The 27th annual picnic in the park, established by a group of homesick Mississippians, added significance in light of the hurricane. Those invited to attend the watermelon seed-spitting contest and enjoy the food and live band included scores of Yankees who volunteered to help coastal communities rebuild after the storm.
“We have benefited so much from the literally tens of thousands of volunteers,” Mississippi Gov. Haley Barbour told the crowd. “I’ve met people here who have been twice, three times.”
Diana Bramante, 21, of Bellmore, N.Y., said she traveled to coastal Mississippi twice this spring to work on the recovery effort with fellow students from Sacred Heart University, in Fairfield, Conn.
“We demolished a ruined house with crowbars. The whole house!” she said. “It was incredible. I’d go again tomorrow if I could.”
Mississippians who established the Central Park picnic in 1979 were looking for a way to get in touch with folks from back home, and maybe extol its virtues to any New Yorkers who cared to listen.

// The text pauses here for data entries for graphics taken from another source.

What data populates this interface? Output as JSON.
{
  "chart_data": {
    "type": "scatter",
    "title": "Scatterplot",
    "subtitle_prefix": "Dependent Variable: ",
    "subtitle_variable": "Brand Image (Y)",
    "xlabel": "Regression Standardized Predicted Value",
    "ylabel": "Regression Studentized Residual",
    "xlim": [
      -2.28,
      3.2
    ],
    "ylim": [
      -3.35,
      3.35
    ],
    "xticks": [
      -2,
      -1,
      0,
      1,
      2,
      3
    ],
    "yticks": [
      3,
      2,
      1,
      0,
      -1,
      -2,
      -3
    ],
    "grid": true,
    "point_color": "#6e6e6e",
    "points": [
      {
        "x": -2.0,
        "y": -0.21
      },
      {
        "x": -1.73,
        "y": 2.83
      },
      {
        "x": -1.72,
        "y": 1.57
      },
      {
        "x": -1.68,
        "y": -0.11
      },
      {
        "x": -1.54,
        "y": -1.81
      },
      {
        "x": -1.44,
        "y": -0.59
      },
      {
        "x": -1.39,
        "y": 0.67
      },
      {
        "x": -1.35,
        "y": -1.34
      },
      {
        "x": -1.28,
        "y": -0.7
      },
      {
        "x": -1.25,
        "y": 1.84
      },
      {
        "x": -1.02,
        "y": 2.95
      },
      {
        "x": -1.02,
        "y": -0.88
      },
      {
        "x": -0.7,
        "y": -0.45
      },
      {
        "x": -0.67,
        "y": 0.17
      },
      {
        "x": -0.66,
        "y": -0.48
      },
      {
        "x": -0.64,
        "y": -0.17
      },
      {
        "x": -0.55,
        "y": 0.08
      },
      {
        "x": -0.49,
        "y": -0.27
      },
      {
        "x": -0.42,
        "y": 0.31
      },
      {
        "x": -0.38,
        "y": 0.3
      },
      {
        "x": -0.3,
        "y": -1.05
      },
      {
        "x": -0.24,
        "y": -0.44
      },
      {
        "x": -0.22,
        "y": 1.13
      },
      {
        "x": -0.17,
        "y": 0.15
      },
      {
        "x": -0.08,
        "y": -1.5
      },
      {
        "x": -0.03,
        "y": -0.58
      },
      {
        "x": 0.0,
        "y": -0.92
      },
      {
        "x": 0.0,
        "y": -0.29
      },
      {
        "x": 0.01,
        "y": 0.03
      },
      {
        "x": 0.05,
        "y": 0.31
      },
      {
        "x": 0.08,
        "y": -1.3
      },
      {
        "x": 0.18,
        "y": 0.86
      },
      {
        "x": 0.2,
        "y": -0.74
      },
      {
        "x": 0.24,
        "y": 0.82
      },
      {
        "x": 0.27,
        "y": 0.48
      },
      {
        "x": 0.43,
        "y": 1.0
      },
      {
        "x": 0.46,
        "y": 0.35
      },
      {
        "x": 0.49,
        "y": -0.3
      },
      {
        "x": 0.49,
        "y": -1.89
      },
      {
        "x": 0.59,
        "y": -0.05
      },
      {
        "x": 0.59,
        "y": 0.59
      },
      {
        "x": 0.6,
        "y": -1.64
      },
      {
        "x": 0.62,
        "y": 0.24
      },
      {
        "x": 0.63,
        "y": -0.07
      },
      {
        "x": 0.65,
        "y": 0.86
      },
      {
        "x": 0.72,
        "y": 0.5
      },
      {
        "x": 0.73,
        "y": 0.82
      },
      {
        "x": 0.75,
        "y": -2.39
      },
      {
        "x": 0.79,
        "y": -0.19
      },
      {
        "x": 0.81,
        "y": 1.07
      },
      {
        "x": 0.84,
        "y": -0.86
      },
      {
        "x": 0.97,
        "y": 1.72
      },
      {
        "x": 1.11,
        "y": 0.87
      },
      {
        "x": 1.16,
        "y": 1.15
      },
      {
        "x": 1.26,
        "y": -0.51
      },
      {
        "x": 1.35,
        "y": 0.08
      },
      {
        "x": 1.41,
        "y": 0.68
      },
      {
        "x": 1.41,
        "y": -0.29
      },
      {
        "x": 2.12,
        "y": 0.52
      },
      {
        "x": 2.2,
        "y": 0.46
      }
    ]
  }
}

It has been attended by every Mississippi governor since its founding, and over time the state began sending a delegation of officials who used it as an opportunity to promote tourism and economic development.
But state boosters who spent the days before the picnic meeting with newspaper and magazine editors in the nation’s media capital had a slightly different message than in years past: Despite the devastation from the storm, there still is life in Gulf Coast tourism.
“Our fishing boats are ready. Our golf courses are ready. Restaurants are open. And by August we are going to have close to 10,000 rooms back up again on the coast,” said Steve Richer, executive director of the Mississippi Gulf Coast Convention & Visitors Bureau.
Before Hurricane Katrina roared ashore, there were 9,227 hotel rooms in Biloxi, Miss., a coastal city with a flourishing casino industry. The storm didn’t take them all, but it was close.
By late May, only 2,160 had reopened, according to the visitors bureau.